110    I will deal next with the Tribunal’s findings at [312]-[313] that the reason the applicant decided to inform CitiPower in late September 2014 that he would be unable to return to work was the detection and treatment of his spinal condition, which was not a reason arising from his war-caused disabilities. The latter finding was made at [312], where the Tribunal stated: “The Tribunal is not satisfied that the incapacity from the war-caused diseases was the reason why [the applicant] made the decision.” In my view, it is difficult to reconcile this finding with the earlier findings of the Tribunal at [303]. Although that paragraph is set out above, for ease of reference it is set out again:

In an email dated 12 September 2014, three days after the spinal surgery, (see further details at [86]) Mr Allan reported back to his HR colleagues about a conversation he had with Mr Clearihan at that time indicating that Mr Clearihan had explained, in effect, that his return would be delayed for “several weeks”, which was the “best case scenario”, because of the detection of the growth, and the possibility of there being further radiation treatment if it was found to be a secondary prostate cancer. The Tribunal is satisfied that this evidence indicates that the detection of the growth (being at a point when Mr Clearihan did not know whether it was cancerous or benign), took away Mr Clearihan’s confidence in being able to return to work.

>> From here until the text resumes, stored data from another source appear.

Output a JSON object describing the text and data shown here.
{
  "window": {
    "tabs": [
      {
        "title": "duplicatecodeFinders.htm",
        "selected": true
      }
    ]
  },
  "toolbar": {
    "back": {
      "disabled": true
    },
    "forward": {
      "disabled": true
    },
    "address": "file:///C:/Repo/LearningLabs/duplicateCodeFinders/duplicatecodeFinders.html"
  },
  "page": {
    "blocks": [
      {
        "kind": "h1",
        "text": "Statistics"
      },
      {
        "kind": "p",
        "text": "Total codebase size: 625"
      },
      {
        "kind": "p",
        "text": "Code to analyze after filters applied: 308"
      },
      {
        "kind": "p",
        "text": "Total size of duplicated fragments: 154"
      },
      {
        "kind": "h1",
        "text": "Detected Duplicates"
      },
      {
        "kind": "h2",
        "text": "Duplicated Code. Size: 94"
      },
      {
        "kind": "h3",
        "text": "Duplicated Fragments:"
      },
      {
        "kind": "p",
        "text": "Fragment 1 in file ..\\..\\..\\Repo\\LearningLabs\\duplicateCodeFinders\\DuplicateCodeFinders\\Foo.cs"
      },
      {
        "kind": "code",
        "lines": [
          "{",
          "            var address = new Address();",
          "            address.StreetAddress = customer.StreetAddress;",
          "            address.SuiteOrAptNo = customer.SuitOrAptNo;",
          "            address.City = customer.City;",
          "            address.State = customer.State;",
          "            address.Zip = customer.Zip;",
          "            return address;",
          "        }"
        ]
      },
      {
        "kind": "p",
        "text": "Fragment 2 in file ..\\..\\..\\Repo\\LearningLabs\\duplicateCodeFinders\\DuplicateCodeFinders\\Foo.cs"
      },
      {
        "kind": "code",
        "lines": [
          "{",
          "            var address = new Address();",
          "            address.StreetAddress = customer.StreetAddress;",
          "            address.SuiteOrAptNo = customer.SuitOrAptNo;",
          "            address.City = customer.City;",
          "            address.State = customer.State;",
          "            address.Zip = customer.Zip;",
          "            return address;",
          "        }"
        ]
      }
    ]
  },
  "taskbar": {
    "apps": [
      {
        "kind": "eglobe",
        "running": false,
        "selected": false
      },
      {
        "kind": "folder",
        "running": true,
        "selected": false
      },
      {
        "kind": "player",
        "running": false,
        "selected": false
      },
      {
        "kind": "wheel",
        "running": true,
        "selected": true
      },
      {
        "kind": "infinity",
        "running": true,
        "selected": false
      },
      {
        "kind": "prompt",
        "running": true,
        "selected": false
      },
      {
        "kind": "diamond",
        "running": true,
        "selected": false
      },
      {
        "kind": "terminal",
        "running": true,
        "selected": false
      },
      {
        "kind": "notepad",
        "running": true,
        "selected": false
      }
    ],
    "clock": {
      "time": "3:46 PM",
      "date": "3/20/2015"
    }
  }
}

111    The Tribunal’s findings in [303] indicate that, as at September 2014, when (the Tribunal found) the applicant lost confidence in his ability to return to work, he did not know whether or not the spinal growth was related to the prostate cancer. This seems to suggest a connection between the war-caused conditions and the decision to cease employment at CitiPower. Further, the Tribunal did not consider in its reasons whether, on the basis of the findings in [303], such a connection existed. For these reasons, I consider that the Tribunal erred in its application of s 24(2B)(a) by asking itself the wrong question and/or identifying the wrong issue when it found that the applicant’s confidence in his ability to return to work was destroyed by a reason other than his incapacity from that war-caused injury or disease. Ground 4 is therefore made out. This provides an additional reason to set aside the Tribunal’s conclusion that s 24(2B)(a) applied.

112    In light of the above, it is unnecessary to consider ground 5.

Conclusion

113    For the reasons set out above, grounds 2, 3 and 4 are made out. It follows that the Tribunal’s decision insofar as it relates to Period 1 is to be set aside.

114    I have considered whether the applicant’s success in overturning the Tribunal’s findings in relation to Period 1 should carry over to Period 2, on the basis that the errors regarding Period 1 ‘infected’ the Tribunal’s reasons or reasoning process in relation to Period 2. I do not consider that to be the case. In my view, the findings and reasons in relation to Period 2 were separate from those in relation to Period 1. For the reasons given above, the challenge to the Tribunal’s findings in relation to Period 2 fails. Accordingly, the Tribunal’s conclusions in relation to Period 2 stand.

115    I will make orders that, within seven days, the parties submit any agreed minute of proposed orders to give effect to these reasons and in relation to costs; and that, if the parties cannot agree, then within 14 days each party submit a minute of proposed orders to give effect to these reasons and in relation to costs, together with a written submission of no more than two pages.

I certify that the preceding one hundred and fifteen (115) numbered paragraphs are a true copy of the Reasons for Judgment of the Honourable Justice Moshinsky.